Another point of interest for us to analyze would be how distance between the microphones and the speaker changes the maximum amplitude and the frequency at which it was observed.
Above are the FFT analysis of the audio recordings on the Galaxy Note 9 at 4 different height above the computer keyboard (in the same orientation as described above). Their respective peak amplitude at corresponding frequencies are as follows: -26 dB at 7000 Hz, -34 dB at 4000 Hz, -25.3 dB at 7000 Hz, and -25.7 dB at 7000 Hz. After considering our 8cm test as an outlier (the dB and frequency are definite outliers compared to the other data points), there seems to be no correlation between distance from speakers, maximum dB, and maximum frequency. However, with respect to our original three hypothesis, this does indeed rule out the possibility that the different frequency observed is due to the medium: even with increases in medium distance, there did not seem to be any difference in frequency at which the maximum amplitude was recorded.

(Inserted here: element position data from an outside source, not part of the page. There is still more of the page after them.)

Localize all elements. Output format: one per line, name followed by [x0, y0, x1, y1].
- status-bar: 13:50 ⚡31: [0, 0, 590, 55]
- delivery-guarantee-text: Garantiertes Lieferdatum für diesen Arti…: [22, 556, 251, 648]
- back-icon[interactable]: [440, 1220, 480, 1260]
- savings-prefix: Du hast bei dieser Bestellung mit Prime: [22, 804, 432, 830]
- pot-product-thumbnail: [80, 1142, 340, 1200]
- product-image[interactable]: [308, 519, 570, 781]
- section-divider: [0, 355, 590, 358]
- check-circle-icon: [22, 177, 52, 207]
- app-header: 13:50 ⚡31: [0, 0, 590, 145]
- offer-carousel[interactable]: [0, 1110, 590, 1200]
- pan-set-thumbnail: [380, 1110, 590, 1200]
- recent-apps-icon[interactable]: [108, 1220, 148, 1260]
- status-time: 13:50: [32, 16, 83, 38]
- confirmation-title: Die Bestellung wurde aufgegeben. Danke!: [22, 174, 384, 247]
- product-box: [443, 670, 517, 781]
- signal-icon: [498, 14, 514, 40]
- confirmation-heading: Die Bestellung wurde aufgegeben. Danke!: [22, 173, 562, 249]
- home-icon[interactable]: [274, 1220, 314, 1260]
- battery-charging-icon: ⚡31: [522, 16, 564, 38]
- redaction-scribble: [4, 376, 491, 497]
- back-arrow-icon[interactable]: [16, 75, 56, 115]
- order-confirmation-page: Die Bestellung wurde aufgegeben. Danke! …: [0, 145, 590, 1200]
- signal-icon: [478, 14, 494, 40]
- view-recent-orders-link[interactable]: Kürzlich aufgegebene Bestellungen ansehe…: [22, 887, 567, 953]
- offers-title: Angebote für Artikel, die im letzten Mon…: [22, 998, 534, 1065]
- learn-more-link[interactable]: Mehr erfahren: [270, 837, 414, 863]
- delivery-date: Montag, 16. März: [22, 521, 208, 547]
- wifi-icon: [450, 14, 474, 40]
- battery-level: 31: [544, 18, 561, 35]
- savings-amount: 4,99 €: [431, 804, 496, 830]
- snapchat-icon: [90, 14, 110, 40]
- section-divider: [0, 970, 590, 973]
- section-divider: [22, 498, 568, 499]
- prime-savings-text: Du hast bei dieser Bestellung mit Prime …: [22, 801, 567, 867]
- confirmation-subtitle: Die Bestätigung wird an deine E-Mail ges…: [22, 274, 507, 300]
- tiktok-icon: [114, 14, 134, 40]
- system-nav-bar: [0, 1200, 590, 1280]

Overall, when comparing the first two graphs, I am convinced that the Galaxy Note 9 has quite a flat frequency response. In the first two graph comparison between the original audio recording and the recorded audio of the 100-18000Hz sine sound wave, the approximate shape of the two graphs were quite similar, with the only difference between the two being that the latter had greater inconsistencies (dips and ridges) in the peak decibel of each frequency. This is likely due to environmental interference, such as sound waves bouncing off the walls in my dorm room. In a future analysis, it would indeed be ideal to complete the experiment again in a sound-absorbing environment, such that it reduces the environmental effects on the sound waves picked up.